Domingo IV de Cuaresma (B)

Mis queridos hermanos:

Cuando el pueblo de Israel estaba cansado de tantas penalidades en su peregrinar por el desierto, se quejó a Moisés y criticó a Dios por haberlos puesto en una situación tan dura. Entonces -y como castigo a su rebelión, de acuerdo con la narración de los Números- aparecieron unas serpientes venenosas que causaban la muerte con sus picaduras. Escuchando la oración de Moisés, el Señor le mandó hacer una serpiente de bronce izada en un estandarte. Como había prometido el Señor, cualquiera que hubiese padecido un picadura de serpiente, si la miraba, salvaba la vida.

El caso es una muestra de cómo Dios se sirve de mediaciones humanas y materiales para conseguir su propósito que es la salvación del hombre. También, cuando el pueblo hebreo fue deportado a Babilonia, el Señor se sirvió de Ciro, rey de los persas, para devolverles la libertad y el progreso. Dice así el libro de las Crónicas: Movió el Señor el espíritu de Ciro, rey de Persia, que mandó publicar de palabra y por escrito un Decreto dando libertad a los judíos para volver a su tierra y reedificar el templo de Dios.

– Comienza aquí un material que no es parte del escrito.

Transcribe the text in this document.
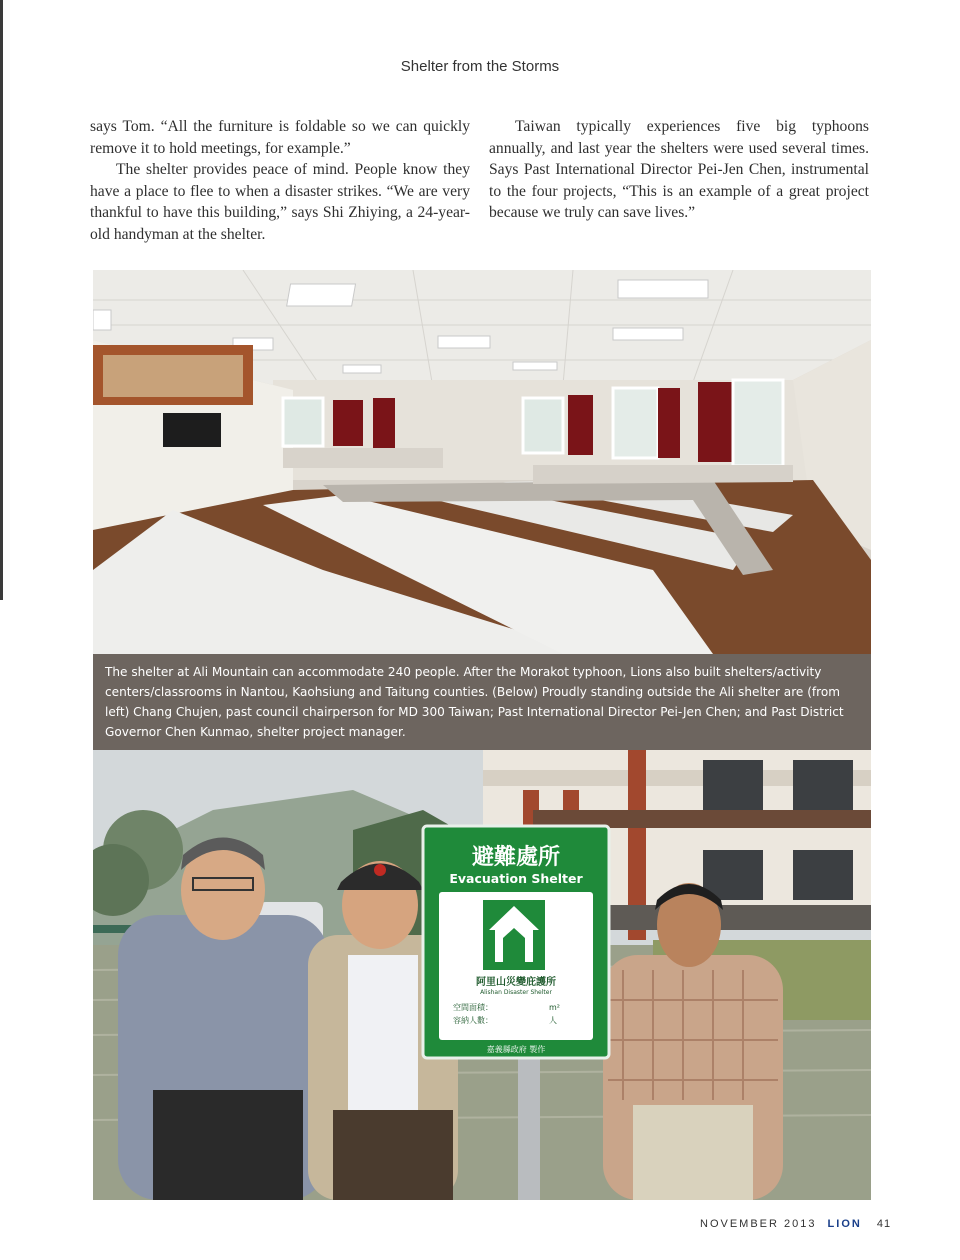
Shelter from the Storms

says Tom. “All the furniture is foldable so we can quickly remove it to hold meetings, for example.”

The shelter provides peace of mind. People know they have a place to flee to when a disaster strikes. “We are very thankful to have this building,” says Shi Zhiying, a 24-year-old handyman at the shelter.

Taiwan typically experiences five big typhoons annually, and last year the shelters were used several times. Says Past International Director Pei-Jen Chen, instrumental to the four projects, “This is an example of a great project because we truly can save lives.”

The shelter at Ali Mountain can accommodate 240 people. After the Morakot typhoon, Lions also built shelters/activity centers/classrooms in Nantou, Kaohsiung and Taitung counties. (Below) Proudly standing outside the Ali shelter are (from left) Chang Chujen, past council chairperson for MD 300 Taiwan; Past International Director Pei-Jen Chen; and Past District Governor Chen Kunmao, shelter project manager.
避難處所
Evacuation Shelter
阿里山災變庇護所
Alishan Disaster Shelter
空間面積：	m²
容納人數：	人
嘉義縣政府 製作
NOVEMBER 2013 LION 41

Aquellos hechos pueden ser considerados como signos proféticos de lo que había de venir con la persona de Jesús. Él mismo lo dijo a Nicodemo: Lo mismo que Moisés elevó la serpiente en el desierto, así tiene que ser elevado el Hijo del hombre, para que todo el que crea en él tenga vida eterna

Dios quiere que todos los hombres se salven, pero es necesario que cada uno de nosotros dé signos evidentes de querer aceptar la salvación ofrecida, puesto que Dios no nos salvaría sin la libre aceptación y colaboración; de lo contrario, sería una salvación impuesta: Tanto amó Dios al mundo que entregó a su Hijo único para que no perezca ninguno de los que creen en él, sino que tengan vida eterna.

Así, llegamos a un punto que nos cuesta mucho entender. Estamos acostumbrados al intercambio entre nosotros, de forma que nada recibimos ni damos de balde. Todo lo tenemos que ganar o merecer. Por ello nos cuesta creer que Dios nos quiera salvar por la fe en Jesucristo, que la salvación sea un don gratuito, y pensamos que la hemos de ganar y merecer a pulso. Recordemos aquellas palabras de San Pablo: Porque estáis salvados por su gracia y mediante la fe. Y no se debe a vosotros, sino que es un don de Dios; y tampoco se debe a las obras, para que nadie pueda presumir.

Las preguntas que algunos se hacen son éstas: ¿ Nos basta creer y podemos hacer lo que nos venga en gana? ¿No hace falta que nos desvivamos y esforcemos para obrar el bien? La respuesta es tan sencilla como evidente: si creemos de verdad, la fe transforma nuestra vida, nos cambia totalmente. Renovado el árbol, son nuevos los frutos que aquél produce. Si nuestra fe es verdadera, amamos a Dios espontáneamente, le admiramos, le adoramos y nos ponemos de buena gana a cumplir su voluntad. Si amamos a Dios, tratamos con justicia, verdad y amor a nuestros semejantes y respetamos a todas las criaturas de la tierra, porque todo es obra amada de Dios.

Dicho con palabras de San Pablo: Pues somos obra suya. Nos ha creado en Cristo Jesús, para que nos dediquemos a las buenas obras, que él nos asignó para que las practicásemos.

En el justo, por tanto, coinciden las dos cosas: la fe y las buenas obras, aunque lo que salva no son las buenas obras, sino la fe, en atención a la cual, la justificación y la salvación nos son dadas gratuitamente. Cuando nos faltan de manera evidente y constante las buenas obras, lo que verdaderamente nos falta en el fondo del corazón, es la auténtica fe en Jesucristo.